Entretanto, esse “modismo”de descobertas precoces seguidas de um espetáculo de revelação enseja uma série de perguntas: por que exatamente no momento histórico onde o sexo biológico é tão desprezado como “determinante de gênero” essa comemoração é mais intensa, espetacularizada e pervasiva? Afinal, aqueles pequenos detalhes têm ou não importância? Qual o significado último dessas cerimônias de “revelação”? O que essa aparente contradição tem a nos “revelar”?

Para além dessas preocupações sobre os sentidos da revelação, muitas vezes estas festas se transformam em espetáculos de grosseria explícita. Há inúmeros exemplos de como a revelação extemporânea do sexo de uma criança pode ser tratada de forma abusiva, fazendo do momento um Fla-Flu grotesco e sem graça. Pior: a criança enquanto sujeito não vale nada, resumida ao valor das apostas sobre qual sexo pertence. Um objeto de brincadeira entre os adultos.

Fica claro que no mundo atual os eventos precisam ser espetacularizados, e parece que ser reservado significa abdicar do protagonismo. Hoje mesmo vi alguém reivindicando o direito das mulheres em fazer “topless”. Eu acho que esse direito deve ser garantido, mas deixar de cobrir o corpo tem muitos outros significados para além de evitar o calor e proteger-se do fio. O principal deles é a perda insidiosa da intimidade. O corpo deixa de ser algo privado e se torna público.
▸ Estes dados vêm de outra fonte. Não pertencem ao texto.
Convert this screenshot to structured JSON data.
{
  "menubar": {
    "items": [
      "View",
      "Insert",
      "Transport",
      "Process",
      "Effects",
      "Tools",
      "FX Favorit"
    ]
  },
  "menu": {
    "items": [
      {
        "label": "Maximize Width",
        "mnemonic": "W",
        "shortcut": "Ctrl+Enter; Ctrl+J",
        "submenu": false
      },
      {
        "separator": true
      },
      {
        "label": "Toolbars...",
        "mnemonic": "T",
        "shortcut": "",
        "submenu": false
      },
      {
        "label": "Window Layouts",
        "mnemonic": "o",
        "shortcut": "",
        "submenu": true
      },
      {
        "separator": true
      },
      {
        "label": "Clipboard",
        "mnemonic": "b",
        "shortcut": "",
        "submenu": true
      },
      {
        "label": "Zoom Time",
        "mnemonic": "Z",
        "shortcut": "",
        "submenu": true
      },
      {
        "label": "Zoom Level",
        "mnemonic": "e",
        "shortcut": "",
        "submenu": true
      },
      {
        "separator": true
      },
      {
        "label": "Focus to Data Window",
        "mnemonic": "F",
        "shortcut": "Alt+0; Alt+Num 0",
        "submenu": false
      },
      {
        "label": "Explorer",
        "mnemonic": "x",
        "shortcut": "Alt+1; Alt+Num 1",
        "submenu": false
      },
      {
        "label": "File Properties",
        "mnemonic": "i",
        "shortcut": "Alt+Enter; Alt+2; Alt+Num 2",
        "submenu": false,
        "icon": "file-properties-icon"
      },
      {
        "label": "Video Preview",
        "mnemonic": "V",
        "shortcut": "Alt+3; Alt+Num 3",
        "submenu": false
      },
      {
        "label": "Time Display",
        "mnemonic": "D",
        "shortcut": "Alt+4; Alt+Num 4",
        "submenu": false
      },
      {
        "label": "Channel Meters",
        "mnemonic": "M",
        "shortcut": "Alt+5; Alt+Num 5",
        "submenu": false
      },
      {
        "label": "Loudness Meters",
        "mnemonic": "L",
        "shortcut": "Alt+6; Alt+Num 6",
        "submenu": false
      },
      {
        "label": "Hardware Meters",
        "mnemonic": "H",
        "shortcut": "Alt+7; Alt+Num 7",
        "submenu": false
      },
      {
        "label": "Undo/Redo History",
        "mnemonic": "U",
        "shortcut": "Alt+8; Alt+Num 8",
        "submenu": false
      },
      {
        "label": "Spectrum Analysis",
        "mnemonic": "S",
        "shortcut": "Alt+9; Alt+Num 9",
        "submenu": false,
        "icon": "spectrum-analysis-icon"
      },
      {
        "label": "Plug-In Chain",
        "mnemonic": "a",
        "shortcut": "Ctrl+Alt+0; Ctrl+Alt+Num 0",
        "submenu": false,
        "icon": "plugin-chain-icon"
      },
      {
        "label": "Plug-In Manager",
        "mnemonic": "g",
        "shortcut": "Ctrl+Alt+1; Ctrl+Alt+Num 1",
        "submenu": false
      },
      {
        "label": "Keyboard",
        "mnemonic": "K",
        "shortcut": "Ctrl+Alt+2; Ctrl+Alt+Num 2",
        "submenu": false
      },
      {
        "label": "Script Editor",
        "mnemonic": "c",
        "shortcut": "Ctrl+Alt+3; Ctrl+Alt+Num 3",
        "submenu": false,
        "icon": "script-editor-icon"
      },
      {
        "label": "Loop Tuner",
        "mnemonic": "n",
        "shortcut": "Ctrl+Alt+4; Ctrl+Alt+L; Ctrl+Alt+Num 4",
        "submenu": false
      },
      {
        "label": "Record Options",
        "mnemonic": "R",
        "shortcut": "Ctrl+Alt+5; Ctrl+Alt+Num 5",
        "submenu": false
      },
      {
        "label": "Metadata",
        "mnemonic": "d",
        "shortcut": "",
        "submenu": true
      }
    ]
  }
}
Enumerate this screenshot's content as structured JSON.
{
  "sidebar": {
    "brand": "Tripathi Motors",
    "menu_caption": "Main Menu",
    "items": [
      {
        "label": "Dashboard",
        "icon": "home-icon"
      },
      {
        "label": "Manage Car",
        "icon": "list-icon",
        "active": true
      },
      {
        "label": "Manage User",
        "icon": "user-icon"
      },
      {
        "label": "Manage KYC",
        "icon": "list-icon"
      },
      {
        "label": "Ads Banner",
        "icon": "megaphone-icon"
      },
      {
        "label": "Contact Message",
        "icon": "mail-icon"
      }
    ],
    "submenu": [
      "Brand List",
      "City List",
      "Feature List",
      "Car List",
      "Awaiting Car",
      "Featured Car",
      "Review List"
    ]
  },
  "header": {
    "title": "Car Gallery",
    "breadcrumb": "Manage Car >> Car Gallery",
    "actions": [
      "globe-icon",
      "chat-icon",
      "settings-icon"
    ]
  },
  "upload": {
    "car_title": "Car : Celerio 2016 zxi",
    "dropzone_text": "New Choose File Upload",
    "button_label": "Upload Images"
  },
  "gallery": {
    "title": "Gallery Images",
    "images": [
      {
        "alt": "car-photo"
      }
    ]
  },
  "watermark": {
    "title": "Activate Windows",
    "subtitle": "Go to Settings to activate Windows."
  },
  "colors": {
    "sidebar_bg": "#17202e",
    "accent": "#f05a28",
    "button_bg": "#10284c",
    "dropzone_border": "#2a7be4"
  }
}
Assim, tudo o que é seu é exposto, passa a ser de todos, e a noção de pudor ou intimidade se desfaz como um anacronismo sem sentido. Tudo, inclusive sua sexualidade mais pessoal, precisa ser exposto, aberto e iluminado pelos holofotes das redes sociais. O que vejo acontecer, como era de esperar, é um questionamento cada vez mais intenso sobre esse modelo de auto exaltação. Eu, pessoalmente, acho muito bom que haja esta revisão.

Minha inquietude se mantém, e minha pergunta é honesta: Por que logo agora a descoberta do sexo passa a ser valorizada e espetacularizada, exatamente quando aquilo que por milênios definiu nosso sexo está caindo por terra, em nome de uma identidade de gênero muito mais fluida – mais da palavra e menos do corpo?